Thousands of educational institutions faced major disruptions Thursday when hackers targeted Canvas, a widely-used learning management platform, just as students nationwide were preparing for final examinations.
According to Luke Connolly, a cybersecurity analyst with Emisoft, the hacking collective known as ShinyHunters has taken credit for infiltrating Instructure, the company that operates Canvas. The platform serves as a digital hub where students access coursework, grades, assignments, and lecture materials.
The cybercriminals claim their breach affected approximately 9,000 educational institutions globally and compromised billions of private communications and academic records, Connolly reported. Screenshots obtained by security experts reveal the hackers began making threats on Sunday to release stolen information, setting initial deadlines for Thursday and May 12.
Connolly noted that the extended timeline suggests possible ongoing negotiations over ransom demands. Instructure has not yet responded to media inquiries or clarified whether Canvas was shut down preventively or due to the attack itself.

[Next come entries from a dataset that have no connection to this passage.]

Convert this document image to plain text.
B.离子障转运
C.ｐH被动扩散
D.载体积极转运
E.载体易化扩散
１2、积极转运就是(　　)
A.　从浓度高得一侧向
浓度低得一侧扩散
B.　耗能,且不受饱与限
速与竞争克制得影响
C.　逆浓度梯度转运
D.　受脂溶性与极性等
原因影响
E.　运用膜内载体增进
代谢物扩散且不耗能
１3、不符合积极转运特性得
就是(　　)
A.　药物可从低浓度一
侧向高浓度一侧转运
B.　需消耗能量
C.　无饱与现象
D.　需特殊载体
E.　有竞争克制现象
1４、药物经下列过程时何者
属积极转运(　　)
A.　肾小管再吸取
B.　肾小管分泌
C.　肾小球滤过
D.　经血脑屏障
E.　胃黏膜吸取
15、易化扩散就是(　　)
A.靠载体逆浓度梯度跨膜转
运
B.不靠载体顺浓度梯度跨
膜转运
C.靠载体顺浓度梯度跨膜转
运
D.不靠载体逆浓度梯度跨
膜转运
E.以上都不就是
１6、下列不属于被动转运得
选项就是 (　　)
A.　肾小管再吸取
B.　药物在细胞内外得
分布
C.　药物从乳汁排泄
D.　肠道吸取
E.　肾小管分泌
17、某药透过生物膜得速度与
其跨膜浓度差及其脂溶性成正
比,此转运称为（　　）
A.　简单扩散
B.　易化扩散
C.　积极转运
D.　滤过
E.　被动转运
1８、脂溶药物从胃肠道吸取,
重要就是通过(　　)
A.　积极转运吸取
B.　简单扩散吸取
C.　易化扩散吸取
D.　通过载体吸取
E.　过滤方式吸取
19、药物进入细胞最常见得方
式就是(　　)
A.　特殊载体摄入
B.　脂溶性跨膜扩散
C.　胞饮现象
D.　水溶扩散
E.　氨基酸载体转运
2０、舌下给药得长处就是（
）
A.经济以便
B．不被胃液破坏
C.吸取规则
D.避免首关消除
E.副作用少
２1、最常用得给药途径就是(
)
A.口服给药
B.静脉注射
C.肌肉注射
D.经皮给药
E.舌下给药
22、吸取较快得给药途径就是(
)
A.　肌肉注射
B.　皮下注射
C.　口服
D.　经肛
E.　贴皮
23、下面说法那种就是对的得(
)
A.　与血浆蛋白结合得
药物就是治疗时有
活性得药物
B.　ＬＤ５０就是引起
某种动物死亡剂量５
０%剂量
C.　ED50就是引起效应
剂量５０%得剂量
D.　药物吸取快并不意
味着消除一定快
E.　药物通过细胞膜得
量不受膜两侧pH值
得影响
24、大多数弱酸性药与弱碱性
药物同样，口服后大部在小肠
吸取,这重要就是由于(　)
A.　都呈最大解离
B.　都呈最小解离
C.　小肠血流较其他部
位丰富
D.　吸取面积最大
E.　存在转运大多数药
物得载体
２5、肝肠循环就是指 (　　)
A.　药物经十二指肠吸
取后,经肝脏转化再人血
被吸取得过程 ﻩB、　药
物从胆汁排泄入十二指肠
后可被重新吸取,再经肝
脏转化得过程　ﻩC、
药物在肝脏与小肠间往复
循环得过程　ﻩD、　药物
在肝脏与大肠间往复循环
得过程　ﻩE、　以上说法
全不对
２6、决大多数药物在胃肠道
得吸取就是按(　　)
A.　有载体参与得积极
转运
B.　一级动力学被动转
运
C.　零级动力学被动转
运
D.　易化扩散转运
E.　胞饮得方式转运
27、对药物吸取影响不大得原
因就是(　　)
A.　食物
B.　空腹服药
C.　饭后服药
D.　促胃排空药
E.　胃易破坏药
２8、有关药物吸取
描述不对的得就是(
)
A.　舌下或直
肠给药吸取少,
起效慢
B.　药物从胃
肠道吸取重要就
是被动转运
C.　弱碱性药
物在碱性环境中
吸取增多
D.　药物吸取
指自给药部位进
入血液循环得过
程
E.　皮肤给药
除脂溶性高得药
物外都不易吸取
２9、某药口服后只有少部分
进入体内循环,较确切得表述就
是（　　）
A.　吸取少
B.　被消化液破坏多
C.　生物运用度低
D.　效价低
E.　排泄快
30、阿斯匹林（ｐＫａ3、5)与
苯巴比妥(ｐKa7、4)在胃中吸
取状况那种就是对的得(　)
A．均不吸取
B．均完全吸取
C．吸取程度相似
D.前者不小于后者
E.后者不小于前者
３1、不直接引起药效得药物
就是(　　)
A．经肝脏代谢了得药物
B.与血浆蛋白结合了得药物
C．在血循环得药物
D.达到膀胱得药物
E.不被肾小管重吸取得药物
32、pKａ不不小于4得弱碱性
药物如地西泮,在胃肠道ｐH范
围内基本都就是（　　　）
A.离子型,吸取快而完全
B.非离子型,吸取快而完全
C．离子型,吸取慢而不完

Educational institutions have become increasingly attractive targets for international cybercriminals seeking valuable digital information that was once stored in physical filing systems. Previous high-profile attacks have targeted major school systems including Minneapolis Public Schools and Los Angeles Unified School District.
The Canvas incident bears striking resemblance to an earlier attack on PowerSchool, another educational technology provider, which resulted in criminal charges against a Massachusetts college student, according to Connolly.
ShinyHunters operates as a loosely organized network of young hackers primarily based in the United States and United Kingdom, Connolly explained. The group has previously been linked to other major breaches, including an attack on Ticketmaster, which is owned by Live Nation.
Affected schools moved quickly to inform their communities about the disruption. The University of Iowa’s information technology director described the situation as “a national-level cyber-security incident” while expressing hope for a swift resolution.
Virginia Tech issued a statement acknowledging the impact on final examinations and other critical end-of-semester activities. “Additional guidance will be shared soon via email and posted on the university status page,” administrators wrote.
Harvard University also experienced system outages, according to reports from the student newspaper. Meanwhile, public school districts worked to reassure families, with Spokane, Washington officials stating they were not “aware of any sensitive data contained in this breach.”
The timing of the attack has created particular challenges for students and faculty who depend heavily on digital platforms for academic activities during the crucial final exam period.